For me it is Arden Cowheard 6th Dan Kodokan Judo. He is almost 91 years old and still teaching. I still attend and teach there but Aikido and other arts are my true calling.  He opened his Dojo and heart to me. I grew up without a father but I had so many great father figures in my life and he is one that changed my life.
After my first class I never had to pay for a class from that point. But He knew my heart was into the study of Aikido. So I talked to him and said. ” Sensei, there is a very powerful Aikido teacher coming to topeka to teach for a weekend. May I go and train with him?”
He said ” Yes Robert!!! Go where your heart leads you.”  From that point I never left Aikido. I found my love. I still trained Karate and Judo. But without my Judo teach helping to raise me up and not holding me back he helped me to bloom into the person I am today.
He may not be well known. But he is a hero to me. A real Budoka. My family and countless others. Rei Sensei!!


He was my Krav Maga instructor in 2003, and he taught me how to teach kids martial arts. He taught me how to teach adult martial arts. He taught me how to be an excellent communicator. Above all, he was and remains to be an excellent friend. A finer man you would be hard-pressed to find.



He was my very first martial arts instructor when I began Tae Kwon Do when I was 13. He started my martial arts career. As a teenager he not only instilled in me the confidence and self respect that made me the man I am today, he also helped me discover something that I seemed to be naturally good at. As someone who was never great at sports that was a big deal for me.

Master Lee taught me to never hold back when it came to my techniques or how hard I tried in class. He expected a lot from his students and never let us get away with doing things half way.
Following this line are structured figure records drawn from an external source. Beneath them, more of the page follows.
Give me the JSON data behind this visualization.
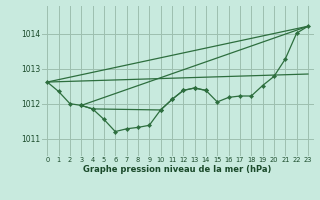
{
  "bg_color": "#c8eade",
  "grid_color": "#9dbfaf",
  "line_color": "#2d6e3e",
  "text_color": "#1a4a2a",
  "xlabel": "Graphe pression niveau de la mer (hPa)",
  "xlim": [
    -0.5,
    23.5
  ],
  "ylim": [
    1010.5,
    1014.8
  ],
  "yticks": [
    1011,
    1012,
    1013,
    1014
  ],
  "xticks": [
    0,
    1,
    2,
    3,
    4,
    5,
    6,
    7,
    8,
    9,
    10,
    11,
    12,
    13,
    14,
    15,
    16,
    17,
    18,
    19,
    20,
    21,
    22,
    23
  ],
  "s1_x": [
    0,
    1,
    2,
    3,
    4,
    5,
    6,
    7,
    8,
    9,
    10,
    11,
    12,
    13,
    14,
    15,
    16,
    17,
    18,
    19,
    20,
    21,
    22,
    23
  ],
  "s1_y": [
    1012.62,
    1012.35,
    1012.0,
    1011.95,
    1011.85,
    1011.55,
    1011.2,
    1011.28,
    1011.32,
    1011.38,
    1011.82,
    1012.12,
    1012.38,
    1012.45,
    1012.38,
    1012.05,
    1012.18,
    1012.22,
    1012.22,
    1012.52,
    1012.78,
    1013.28,
    1014.02,
    1014.22
  ],
  "s2_x": [
    3,
    4,
    10,
    11,
    12,
    13,
    14
  ],
  "s2_y": [
    1011.95,
    1011.85,
    1011.82,
    1012.12,
    1012.38,
    1012.45,
    1012.38
  ],
  "line1_x": [
    0,
    23
  ],
  "line1_y": [
    1012.62,
    1014.22
  ],
  "line2_x": [
    3,
    23
  ],
  "line2_y": [
    1011.95,
    1014.22
  ],
  "line3_x": [
    0,
    23
  ],
  "line3_y": [
    1012.62,
    1012.85
  ]
}
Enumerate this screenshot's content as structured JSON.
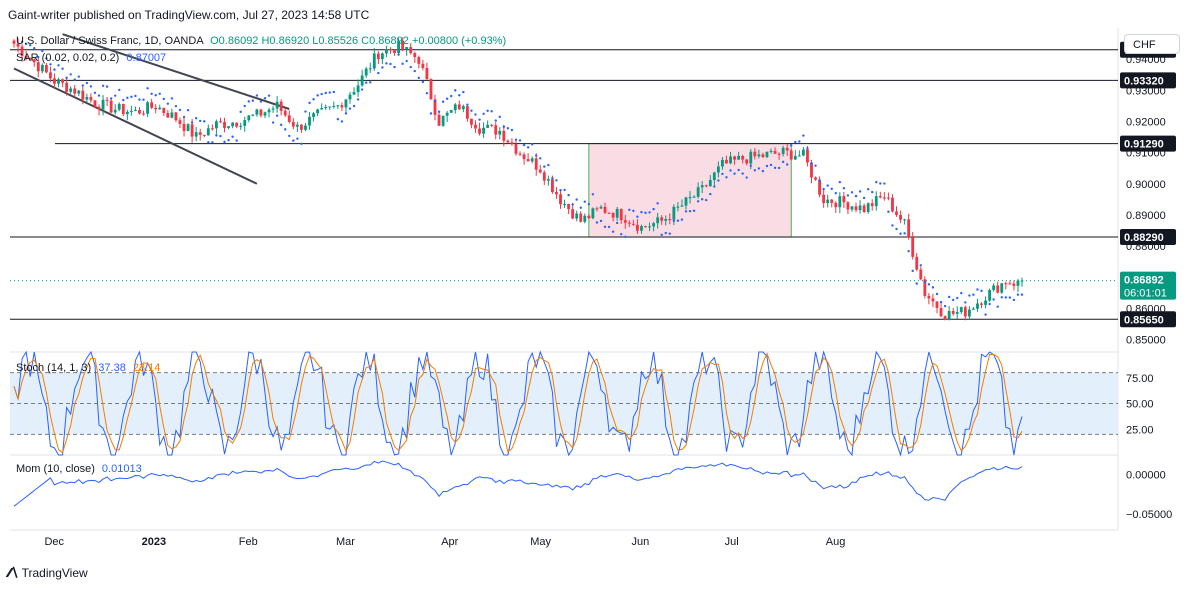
{
  "header": {
    "published": "Gaint-writer published on TradingView.com, Jul 27, 2023 14:58 UTC"
  },
  "symbol_button": "CHF",
  "legend": {
    "symbol": "U.S. Dollar / Swiss Franc, 1D, OANDA",
    "ohlc": "O0.86092 H0.86920 L0.85526 C0.86892 +0.00800 (+0.93%)",
    "sar_label": "SAR (0.02, 0.02, 0.2)",
    "sar_value": "0.87007",
    "stoch_label": "Stoch (14, 1, 3)",
    "stoch_k": "37.38",
    "stoch_d": "23.14",
    "mom_label": "Mom (10, close)",
    "mom_value": "0.01013"
  },
  "footer": {
    "brand": "TradingView"
  },
  "colors": {
    "up": "#089981",
    "down": "#f23645",
    "sar": "#2962ff",
    "k": "#2962ff",
    "d": "#f57c00",
    "zone_fill": "#fadce5",
    "zone_border": "#4caf50",
    "stoch_band": "#e3f0fb"
  },
  "chart_data": {
    "type": "candlestick",
    "title": "U.S. Dollar / Swiss Franc, 1D, OANDA",
    "ylim": [
      0.846,
      0.95
    ],
    "y_ticks": [
      "0.94000",
      "0.93000",
      "0.92000",
      "0.91000",
      "0.90000",
      "0.89000",
      "0.88000",
      "0.86000",
      "0.85000"
    ],
    "x_ticks": [
      "Dec",
      "2023",
      "Feb",
      "Mar",
      "Apr",
      "May",
      "Jun",
      "Jul",
      "Aug"
    ],
    "horizontal_levels": [
      0.943,
      0.9332,
      0.9129,
      0.8829,
      0.8565
    ],
    "level_labels": [
      "0.94300",
      "0.93320",
      "0.91290",
      "0.88290",
      "0.85650"
    ],
    "last_price": {
      "value": "0.86892",
      "countdown": "06:01:01"
    },
    "zone": {
      "price_high": 0.9129,
      "price_low": 0.8829,
      "date_from": "May 17",
      "date_to": "Jul 15"
    },
    "trendlines": [
      {
        "from": [
          0,
          0.937
        ],
        "to": [
          60,
          0.9
        ]
      },
      {
        "from": [
          12,
          0.948
        ],
        "to": [
          68,
          0.924
        ]
      }
    ],
    "anchor_closes": [
      [
        0,
        0.945
      ],
      [
        5,
        0.939
      ],
      [
        10,
        0.933
      ],
      [
        15,
        0.93
      ],
      [
        20,
        0.926
      ],
      [
        25,
        0.924
      ],
      [
        30,
        0.923
      ],
      [
        35,
        0.925
      ],
      [
        40,
        0.921
      ],
      [
        45,
        0.915
      ],
      [
        50,
        0.919
      ],
      [
        55,
        0.92
      ],
      [
        60,
        0.922
      ],
      [
        65,
        0.925
      ],
      [
        70,
        0.918
      ],
      [
        75,
        0.922
      ],
      [
        80,
        0.925
      ],
      [
        85,
        0.932
      ],
      [
        90,
        0.942
      ],
      [
        95,
        0.944
      ],
      [
        100,
        0.94
      ],
      [
        105,
        0.92
      ],
      [
        110,
        0.925
      ],
      [
        115,
        0.918
      ],
      [
        120,
        0.917
      ],
      [
        125,
        0.91
      ],
      [
        130,
        0.905
      ],
      [
        135,
        0.895
      ],
      [
        140,
        0.888
      ],
      [
        145,
        0.892
      ],
      [
        150,
        0.89
      ],
      [
        155,
        0.886
      ],
      [
        160,
        0.888
      ],
      [
        165,
        0.893
      ],
      [
        170,
        0.898
      ],
      [
        175,
        0.906
      ],
      [
        180,
        0.908
      ],
      [
        185,
        0.909
      ],
      [
        190,
        0.91
      ],
      [
        195,
        0.909
      ],
      [
        200,
        0.895
      ],
      [
        205,
        0.894
      ],
      [
        210,
        0.892
      ],
      [
        215,
        0.896
      ],
      [
        220,
        0.887
      ],
      [
        225,
        0.865
      ],
      [
        230,
        0.858
      ],
      [
        235,
        0.859
      ],
      [
        240,
        0.864
      ],
      [
        245,
        0.8689
      ]
    ],
    "stoch": {
      "k_last": 37.38,
      "d_last": 23.14,
      "levels": [
        80,
        50,
        20
      ],
      "ylim": [
        0,
        100
      ],
      "ticks": [
        "75.00",
        "50.00",
        "25.00"
      ]
    },
    "momentum": {
      "last": 0.01013,
      "ylim": [
        -0.07,
        0.025
      ],
      "ticks": [
        "0.00000",
        "−0.05000"
      ]
    }
  }
}
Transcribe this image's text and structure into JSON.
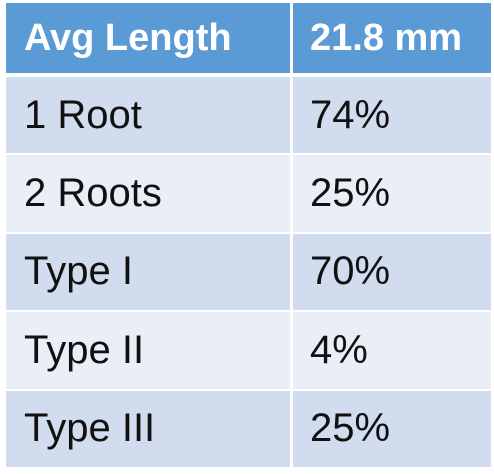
{
  "table": {
    "header": [
      "Avg Length",
      "21.8 mm"
    ],
    "rows": [
      [
        "1 Root",
        "74%"
      ],
      [
        "2 Roots",
        "25%"
      ],
      [
        "Type I",
        "70%"
      ],
      [
        "Type II",
        "4%"
      ],
      [
        "Type III",
        "25%"
      ]
    ]
  },
  "colors": {
    "header_bg": "#5b9bd5",
    "header_text": "#ffffff",
    "row_dark": "#d1dcee",
    "row_light": "#e9eef7"
  }
}
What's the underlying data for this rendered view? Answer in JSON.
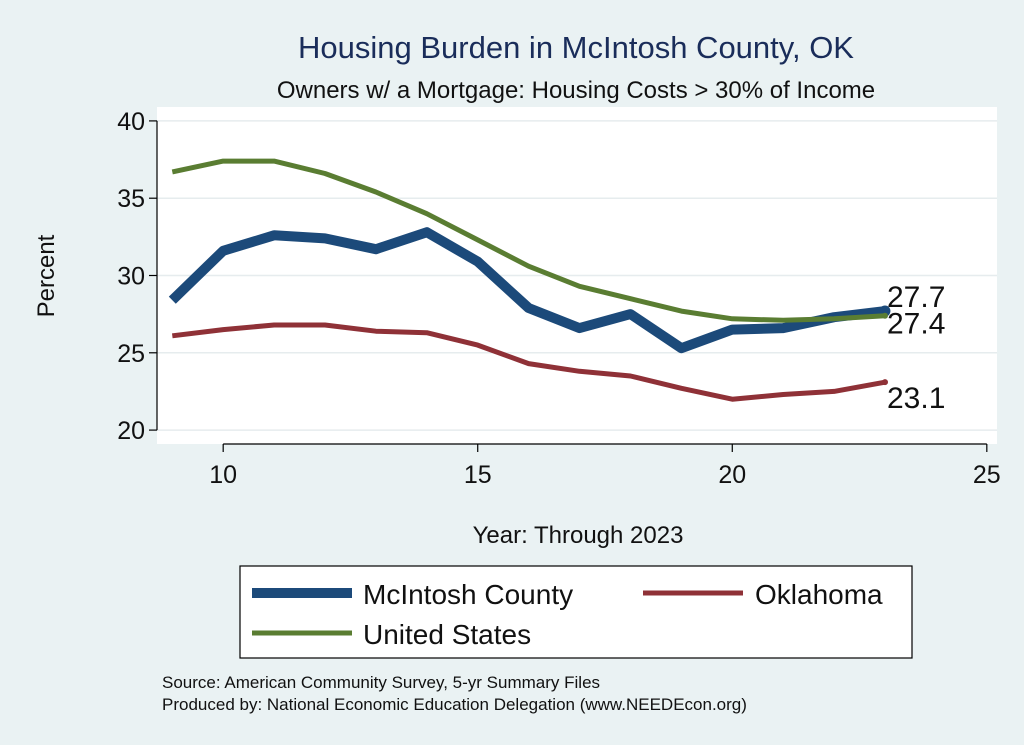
{
  "chart_data": {
    "type": "line",
    "title": "Housing Burden in McIntosh County, OK",
    "subtitle": "Owners w/ a Mortgage: Housing Costs > 30% of Income",
    "xlabel": "Year: Through 2023",
    "ylabel": "Percent",
    "xlim": [
      8.7,
      25.2
    ],
    "ylim": [
      19.1,
      40.9
    ],
    "xticks": [
      10,
      15,
      20,
      25
    ],
    "yticks": [
      20,
      25,
      30,
      35,
      40
    ],
    "grid": true,
    "legend_position": "bottom",
    "series": [
      {
        "name": "McIntosh County",
        "color": "#1c4a7a",
        "x": [
          9,
          10,
          11,
          12,
          13,
          14,
          15,
          16,
          17,
          18,
          19,
          20,
          21,
          22,
          23
        ],
        "values": [
          28.4,
          31.6,
          32.6,
          32.4,
          31.7,
          32.8,
          30.9,
          27.9,
          26.6,
          27.5,
          25.3,
          26.5,
          26.6,
          27.3,
          27.7
        ],
        "end_label": "27.7"
      },
      {
        "name": "Oklahoma",
        "color": "#8f3137",
        "x": [
          9,
          10,
          11,
          12,
          13,
          14,
          15,
          16,
          17,
          18,
          19,
          20,
          21,
          22,
          23
        ],
        "values": [
          26.1,
          26.5,
          26.8,
          26.8,
          26.4,
          26.3,
          25.5,
          24.3,
          23.8,
          23.5,
          22.7,
          22.0,
          22.3,
          22.5,
          23.1
        ],
        "end_label": "23.1"
      },
      {
        "name": "United States",
        "color": "#5a7d32",
        "x": [
          9,
          10,
          11,
          12,
          13,
          14,
          15,
          16,
          17,
          18,
          19,
          20,
          21,
          22,
          23
        ],
        "values": [
          36.7,
          37.4,
          37.4,
          36.6,
          35.4,
          34.0,
          32.3,
          30.6,
          29.3,
          28.5,
          27.7,
          27.2,
          27.1,
          27.2,
          27.4
        ],
        "end_label": "27.4"
      }
    ],
    "notes": [
      "Source: American Community Survey, 5-yr Summary Files",
      "Produced by: National Economic Education Delegation (www.NEEDEcon.org)"
    ]
  }
}
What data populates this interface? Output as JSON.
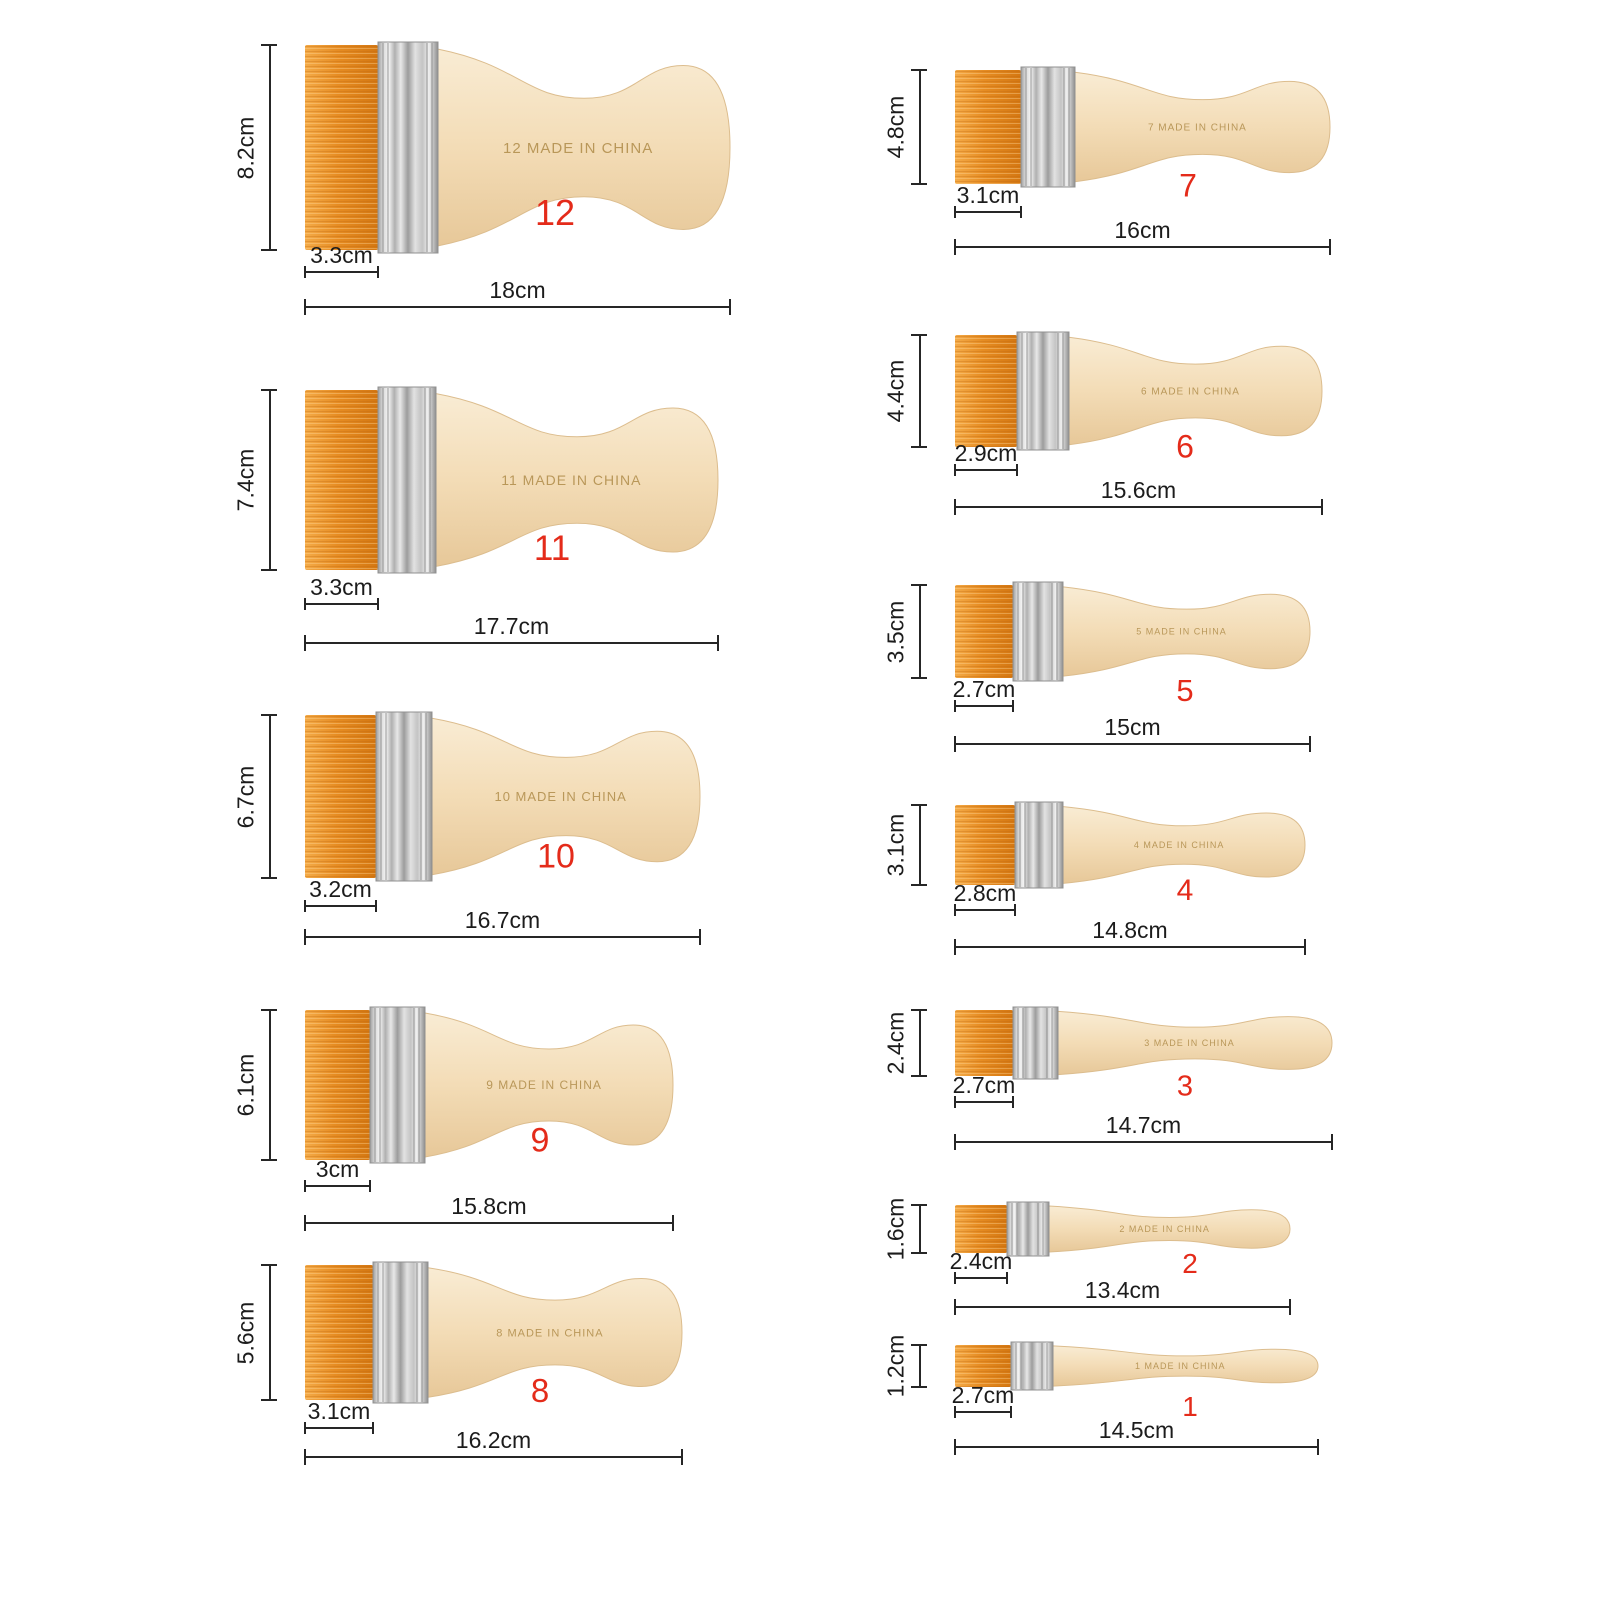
{
  "colors": {
    "background": "#ffffff",
    "bristle_orange": "#e68c22",
    "ferrule_silver": "#c8c8c8",
    "handle_wood": "#f3dcb6",
    "number_label_red": "#e42b1a",
    "dimension_line": "#262626",
    "handle_print_gold": "#b3904f"
  },
  "brushes": [
    {
      "number": "12",
      "height": "8.2cm",
      "width": "3.3cm",
      "length": "18cm",
      "handle_text": "12 MADE IN CHINA"
    },
    {
      "number": "11",
      "height": "7.4cm",
      "width": "3.3cm",
      "length": "17.7cm",
      "handle_text": "11 MADE IN CHINA"
    },
    {
      "number": "10",
      "height": "6.7cm",
      "width": "3.2cm",
      "length": "16.7cm",
      "handle_text": "10 MADE IN CHINA"
    },
    {
      "number": "9",
      "height": "6.1cm",
      "width": "3cm",
      "length": "15.8cm",
      "handle_text": "9 MADE IN CHINA"
    },
    {
      "number": "8",
      "height": "5.6cm",
      "width": "3.1cm",
      "length": "16.2cm",
      "handle_text": "8 MADE IN CHINA"
    },
    {
      "number": "7",
      "height": "4.8cm",
      "width": "3.1cm",
      "length": "16cm",
      "handle_text": "7 MADE IN CHINA"
    },
    {
      "number": "6",
      "height": "4.4cm",
      "width": "2.9cm",
      "length": "15.6cm",
      "handle_text": "6 MADE IN CHINA"
    },
    {
      "number": "5",
      "height": "3.5cm",
      "width": "2.7cm",
      "length": "15cm",
      "handle_text": "5 MADE IN CHINA"
    },
    {
      "number": "4",
      "height": "3.1cm",
      "width": "2.8cm",
      "length": "14.8cm",
      "handle_text": "4 MADE IN CHINA"
    },
    {
      "number": "3",
      "height": "2.4cm",
      "width": "2.7cm",
      "length": "14.7cm",
      "handle_text": "3 MADE IN CHINA"
    },
    {
      "number": "2",
      "height": "1.6cm",
      "width": "2.4cm",
      "length": "13.4cm",
      "handle_text": "2 MADE IN CHINA"
    },
    {
      "number": "1",
      "height": "1.2cm",
      "width": "2.7cm",
      "length": "14.5cm",
      "handle_text": "1 MADE IN CHINA"
    }
  ]
}
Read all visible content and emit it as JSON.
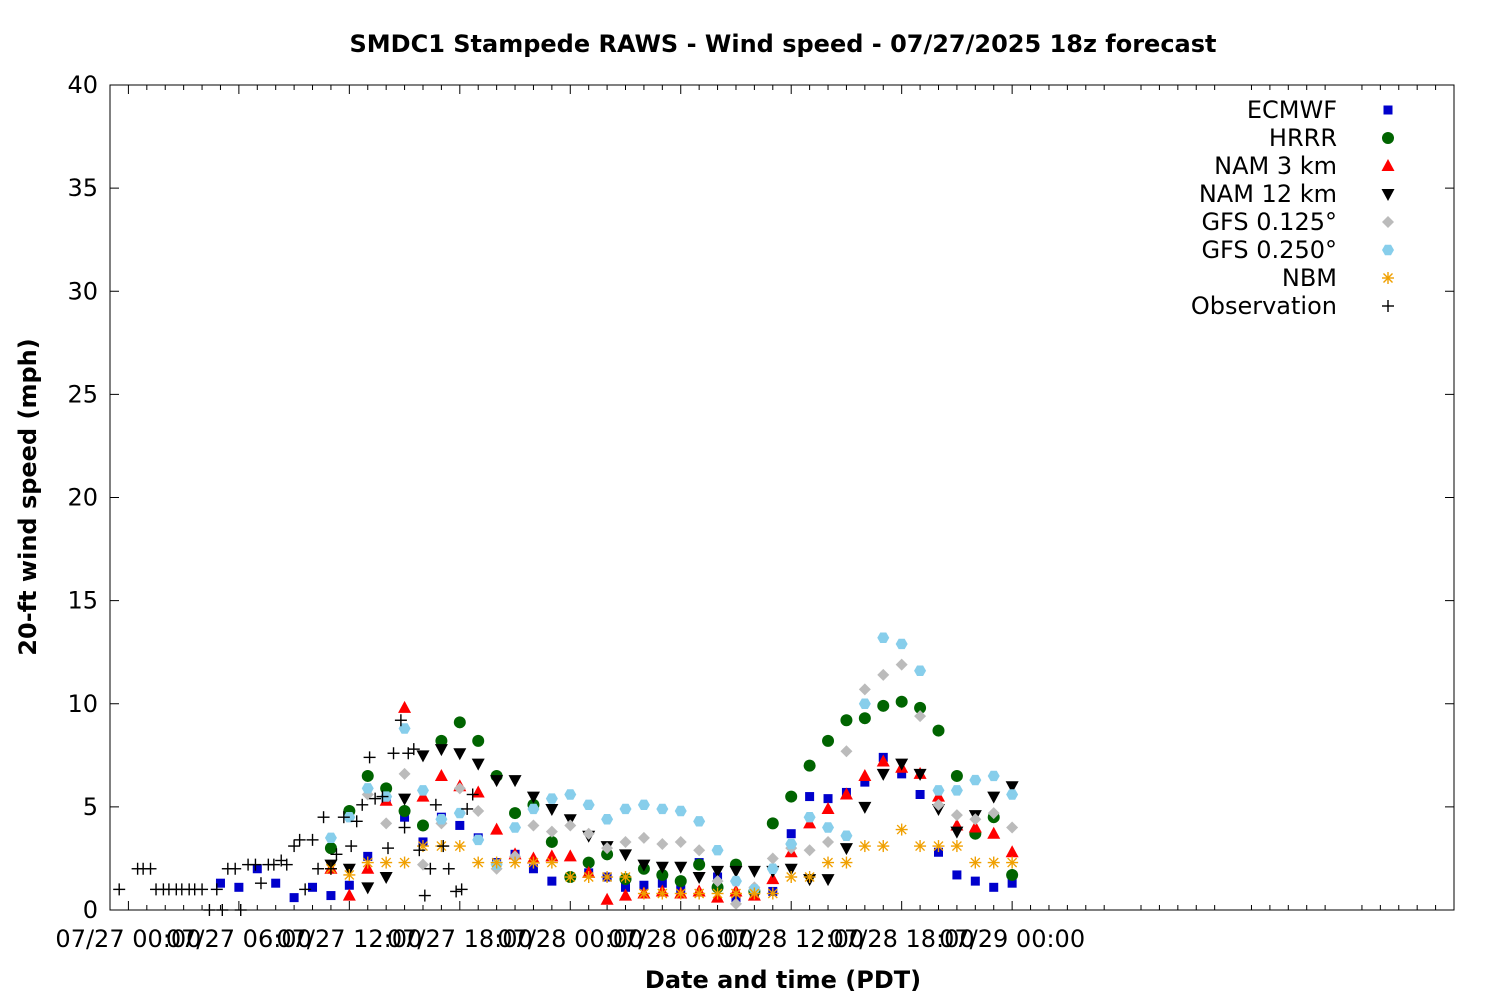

He was a great instructor and I’ve shared stories of my time training with him with my students on more than one occasion.


My father has taught me much about the ways of Tao and Buddha without saying a word, he just lives it. He goes on doing things without taking credit for all that he has accomplished. I was actually raised to live the Martial Way without even realizing it. I was born and raised living the Martial Way. My father will never be well-known because he has no desire to expose himself, he claims no titles, he is not a Martial Artist. He is a man of Gung Fu, but he does not realize it. He will never be “well-known” but if I am ever to be “well-known” then maybe my stories about him will be “well-known.”


My Karate teacher, Gilles Beaulieu, was my first martial arts teacher. Although he was teaching in a relatively small city, he still managed to have a thriving class for a while. I have memories of Gilles conditioning us by having us punch each other in the gut (which I don’t think is kosher anymore), running way more than I liked, and doing crazy things like 1000 crunches the day before I had a presidential fitness test at school. As a kid who was not in great shape and really hated the exercise conditioning, I still loved the class. Even though he was tough on us with the training, he was inspirational since he was doing all the work too and making it look easy. All the while, he maintained a positive energy, built up people’s confidence, and established a sense of community in the class.